Viewed from the outside, there is a certain arrogance to the Christian position. This apparent arrogance lies in the assertion that in the great ocean of people, time and events, there is one person and one event which is the hinge on which everything else turns.
Isn't the life, death and resurrection of Jesus Christ just a faded memory, a relic from long ago which has little meaning for us today? Or, aren't the life and teachings of Moses, Mohammed, Buddha or Confucius of equal importance to that of the carpenter who was executed 2,000 years ago on a garbage dump? Isn't it presumptuous to say that Jesus is the centre of all history?

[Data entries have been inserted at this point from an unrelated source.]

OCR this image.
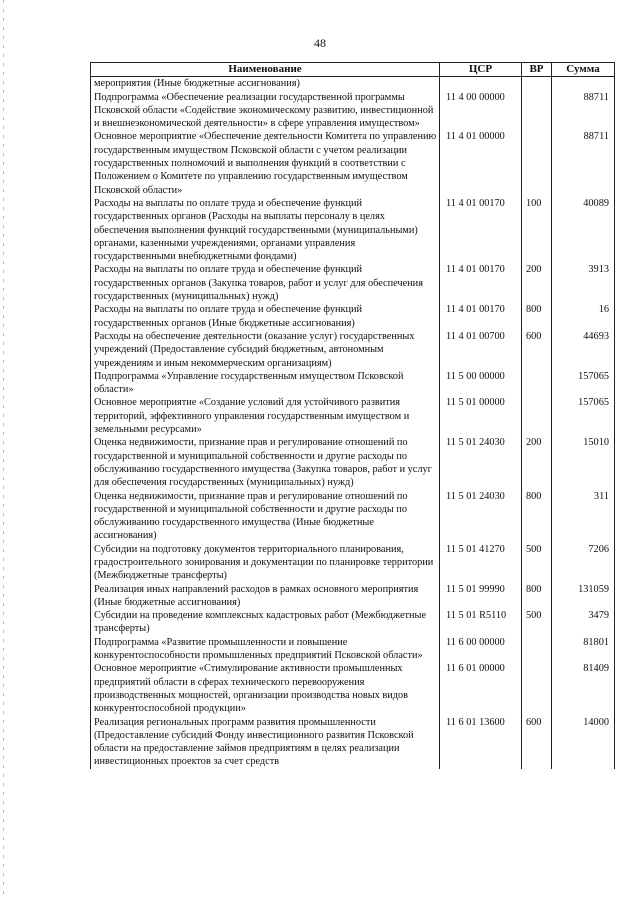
48
Наименование	ЦСР	ВР	Сумма
мероприятия (Иные бюджетные ассигнования)			
Подпрограмма «Обеспечение реализации государственной программы Псковской области «Содействие экономическому развитию, инвестиционной и внешнеэкономической деятельности» в сфере управления имуществом»	11 4 00 00000		88711
Основное мероприятие «Обеспечение деятельности Комитета по управлению государственным имуществом Псковской области с учетом реализации государственных полномочий и выполнения функций в соответствии с Положением о Комитете по управлению государственным имуществом Псковской области»	11 4 01 00000		88711
Расходы на выплаты по оплате труда и обеспечение функций государственных органов (Расходы на выплаты персоналу в целях обеспечения выполнения функций государственными (муниципальными) органами, казенными учреждениями, органами управления государственными внебюджетными фондами)	11 4 01 00170	100	40089
Расходы на выплаты по оплате труда и обеспечение функций государственных органов (Закупка товаров, работ и услуг для обеспечения государственных (муниципальных) нужд)	11 4 01 00170	200	3913
Расходы на выплаты по оплате труда и обеспечение функций государственных органов (Иные бюджетные ассигнования)	11 4 01 00170	800	16
Расходы на обеспечение деятельности (оказание услуг) государственных учреждений (Предоставление субсидий бюджетным, автономным учреждениям и иным некоммерческим организациям)	11 4 01 00700	600	44693
Подпрограмма «Управление государственным имуществом Псковской области»	11 5 00 00000		157065
Основное мероприятие «Создание условий для устойчивого развития территорий, эффективного управления государственным имуществом и земельными ресурсами»	11 5 01 00000		157065
Оценка недвижимости, признание прав и регулирование отношений по государственной и муниципальной собственности и другие расходы по обслуживанию государственного имущества (Закупка товаров, работ и услуг для обеспечения государственных (муниципальных) нужд)	11 5 01 24030	200	15010
Оценка недвижимости, признание прав и регулирование отношений по государственной и муниципальной собственности и другие расходы по обслуживанию государственного имущества (Иные бюджетные ассигнования)	11 5 01 24030	800	311
Субсидии на подготовку документов территориального планирования, градостроительного зонирования и документации по планировке территории (Межбюджетные трансферты)	11 5 01 41270	500	7206
Реализация иных направлений расходов в рамках основного мероприятия (Иные бюджетные ассигнования)	11 5 01 99990	800	131059
Субсидии на проведение комплексных кадастровых работ (Межбюджетные трансферты)	11 5 01 R5110	500	3479
Подпрограмма «Развитие промышленности и повышение конкурентоспособности промышленных предприятий Псковской области»	11 6 00 00000		81801
Основное мероприятие «Стимулирование активности промышленных предприятий области в сферах технического перевооружения производственных мощностей, организации производства новых видов конкурентоспособной продукции»	11 6 01 00000		81409
Реализация региональных программ развития промышленности (Предоставление субсидий Фонду инвестиционного развития Псковской области на предоставление займов предприятиям в целях реализации инвестиционных проектов за счет средств	11 6 01 13600	600	14000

We have spoken of God the Father from whom all life, all creation comes. If God is the Father then why is there a need for the Son? And if there is God the Son, why does he become flesh at one, limited point in history? Indeed, this is what we believe — that the God who has created and sustained all history has also become one of the billions of people who participate in that history.
In this life, we will never be able to fully plumb the mystery of the Trinity, to fully know the why of the three persons. But we do know that the heart of God is love, a love that is lived out within the communion of three persons. And, through the revelation given to us by Jesus Christ, we know that we are made to share in that communion.

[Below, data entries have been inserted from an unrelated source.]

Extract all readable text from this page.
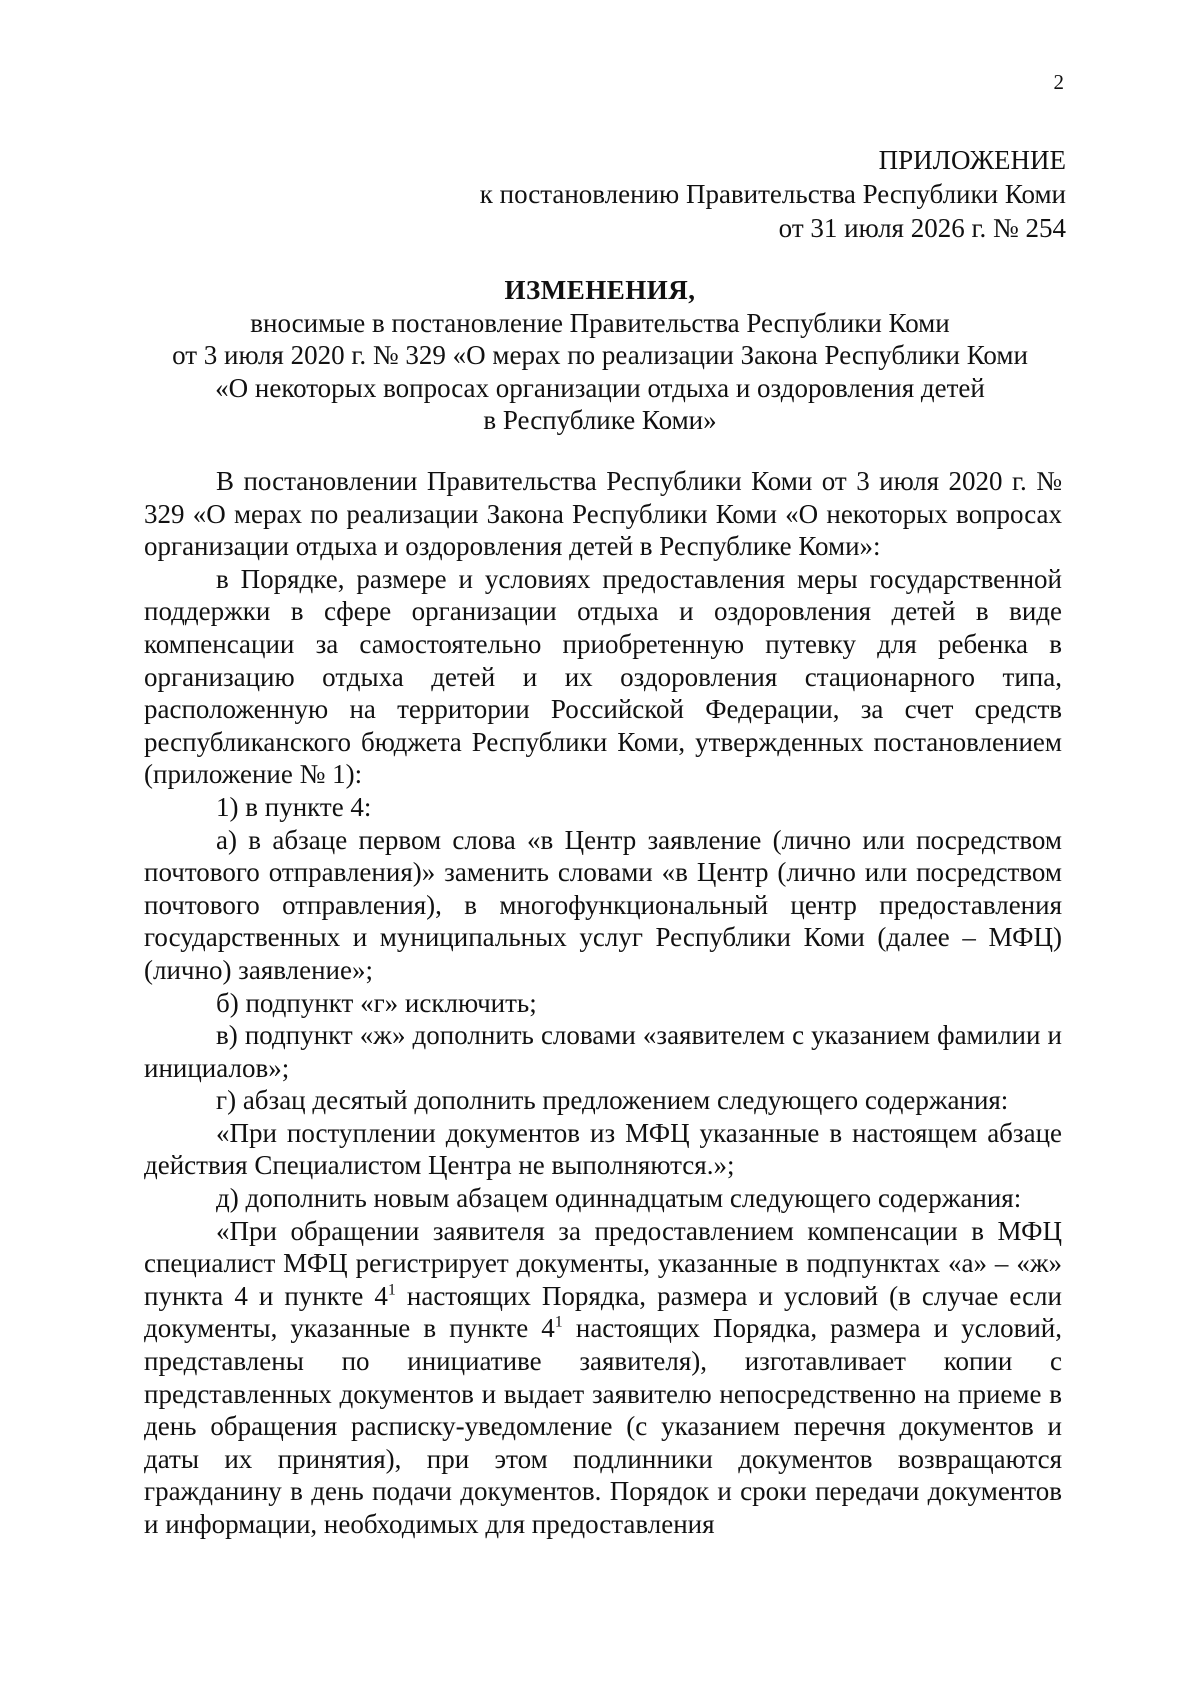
2
ПРИЛОЖЕНИЕ
к постановлению Правительства Республики Коми
от 31 июля 2026 г. № 254
ИЗМЕНЕНИЯ,
вносимые в постановление Правительства Республики Коми
от 3 июля 2020 г. № 329 «О мерах по реализации Закона Республики Коми
«О некоторых вопросах организации отдыха и оздоровления детей
в Республике Коми»

В постановлении Правительства Республики Коми от 3 июля 2020 г. № 329 «О мерах по реализации Закона Республики Коми «О некоторых вопросах организации отдыха и оздоровления детей в Республике Коми»:

в Порядке, размере и условиях предоставления меры государственной поддержки в сфере организации отдыха и оздоровления детей в виде компенсации за самостоятельно приобретенную путевку для ребенка в организацию отдыха детей и их оздоровления стационарного типа, расположенную на территории Российской Федерации, за счет средств республиканского бюджета Республики Коми, утвержденных постановлением (приложение № 1):

1) в пункте 4:

а) в абзаце первом слова «в Центр заявление (лично или посредством почтового отправления)» заменить словами «в Центр (лично или посредством почтового отправления), в многофункциональный центр предоставления государственных и муниципальных услуг Республики Коми (далее – МФЦ) (лично) заявление»;

б) подпункт «г» исключить;

в) подпункт «ж» дополнить словами «заявителем с указанием фамилии и инициалов»;

г) абзац десятый дополнить предложением следующего содержания:

«При поступлении документов из МФЦ указанные в настоящем абзаце действия Специалистом Центра не выполняются.»;

д) дополнить новым абзацем одиннадцатым следующего содержания:

«При обращении заявителя за предоставлением компенсации в МФЦ специалист МФЦ регистрирует документы, указанные в подпунктах «а» – «ж» пункта 4 и пункте $4^1$ настоящих Порядка, размера и условий (в случае если документы, указанные в пункте $4^1$ настоящих Порядка, размера и условий, представлены по инициативе заявителя), изготавливает копии с представленных документов и выдает заявителю непосредственно на приеме в день обращения расписку-уведомление (с указанием перечня документов и даты их принятия), при этом подлинники документов возвращаются гражданину в день подачи документов. Порядок и сроки передачи документов и информации, необходимых для предоставления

God is not a solitary God, but the Trinity. And this tells something of utmost importance about our own salvation. For if there were no distinction of persons in the Godhead then salvation could only consist of our being totally absorbed into God, thus losing our individuality. But salvation through Christ consists of entering into communion with God, becoming one with God while retaining our own personhood.

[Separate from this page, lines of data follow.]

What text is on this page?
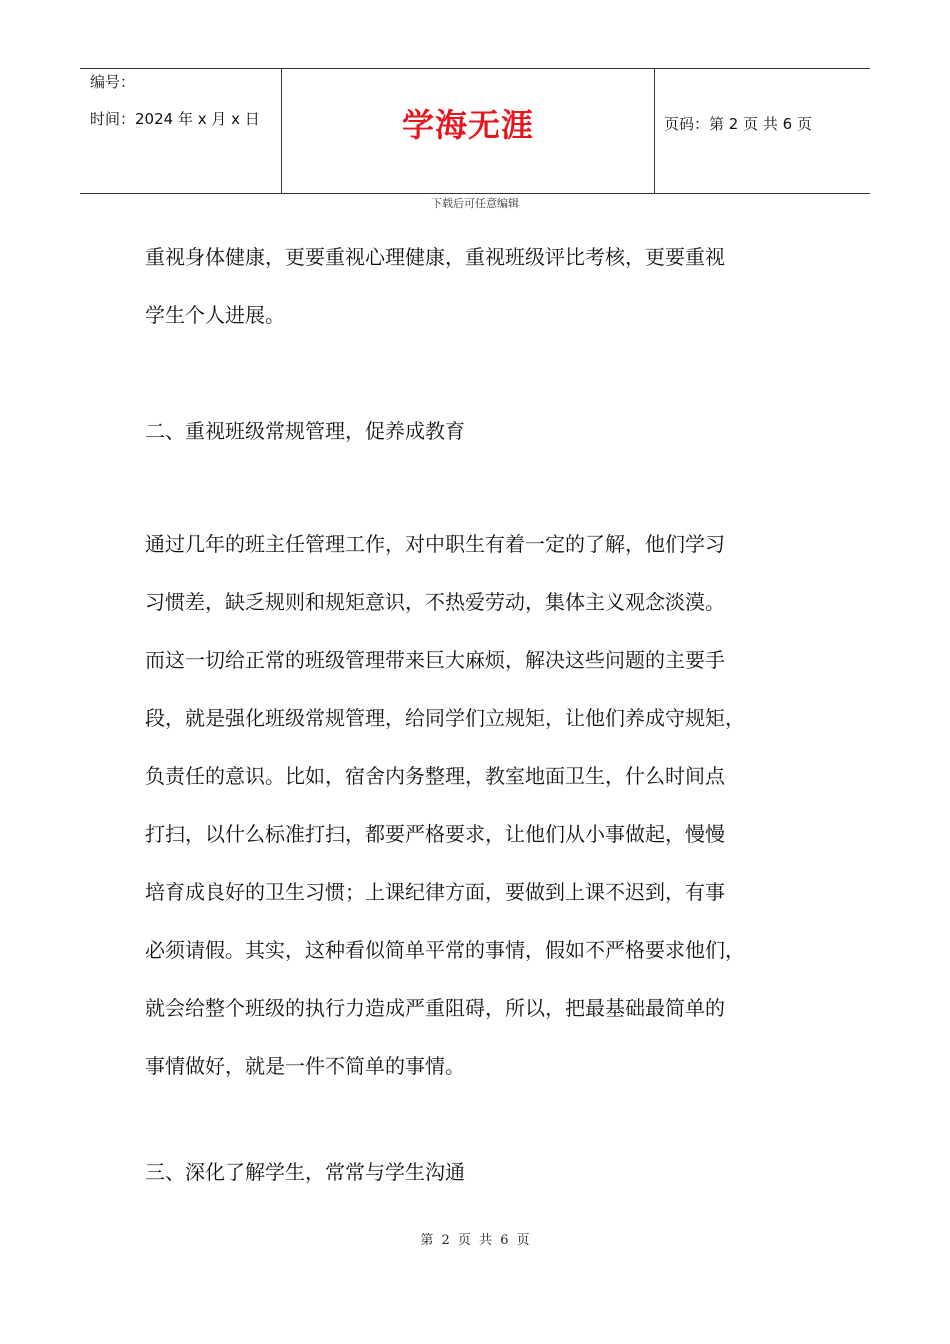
编号：
时间：2024 年 x 月 x 日	学海无涯	页码：第 2 页 共 6 页
下载后可任意编辑
重视身体健康，更要重视心理健康，重视班级评比考核，更要重视
学生个人进展。
二、重视班级常规管理，促养成教育
通过几年的班主任管理工作，对中职生有着一定的了解，他们学习
习惯差，缺乏规则和规矩意识，不热爱劳动，集体主义观念淡漠。
而这一切给正常的班级管理带来巨大麻烦，解决这些问题的主要手
段，就是强化班级常规管理，给同学们立规矩，让他们养成守规矩，
负责任的意识。比如，宿舍内务整理，教室地面卫生，什么时间点
打扫，以什么标准打扫，都要严格要求，让他们从小事做起，慢慢
培育成良好的卫生习惯；上课纪律方面，要做到上课不迟到，有事
必须请假。其实，这种看似简单平常的事情，假如不严格要求他们，
就会给整个班级的执行力造成严重阻碍，所以，把最基础最简单的
事情做好，就是一件不简单的事情。
三、深化了解学生，常常与学生沟通
第 2 页 共 6 页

Jesus is crucial to salvation. During the Preparation of the Gifts at Mass, the priest says, "By the mystery of this water and wine may we come to share in the divinity of Christ, who humbled himself to share in our humanity."
Jesus is the one mediator between God and humanity who, by becoming human, paved the way for us to share in divine life. Jesus told the apostle Thomas, "No one comes to the Father except through me" (John 14:6).
Before Jesus' death and resurrection, this was not possible. One could live a good life and follow God's laws. Maybe after such a life, one could go to a happy hunting ground. But no one, without Jesus, could share in divine life.
St. Paul writes that "whenever Moses is read, a veil lies over their minds; but when one turns to the Lord, the veil is removed" (2 Corinthians 3:15-16). God shines "in our hearts to give the light of the knowledge of the glory of God in the face of Jesus Christ" (2 Corinthians 4:6).
Christians should never attempt to impose faith on others. But we have an obligation to make others aware of the new life that can be gained through Christ. The Catechism of the Catholic Church says, "The transmission of the Christian faith consists primarily in proclaiming Jesus Christ in order to lead others to faith in him. From the beginning, the first disciples burned with the desire to proclaim Christ" (no. 425).
So must we. We must come to know this person who is the centre of human history. Jesus Christ is not a dusty memory, but a living reality. We must hear his story, make it our own and share it with others. This is the only real hope for ourselves and our only real hope for the world.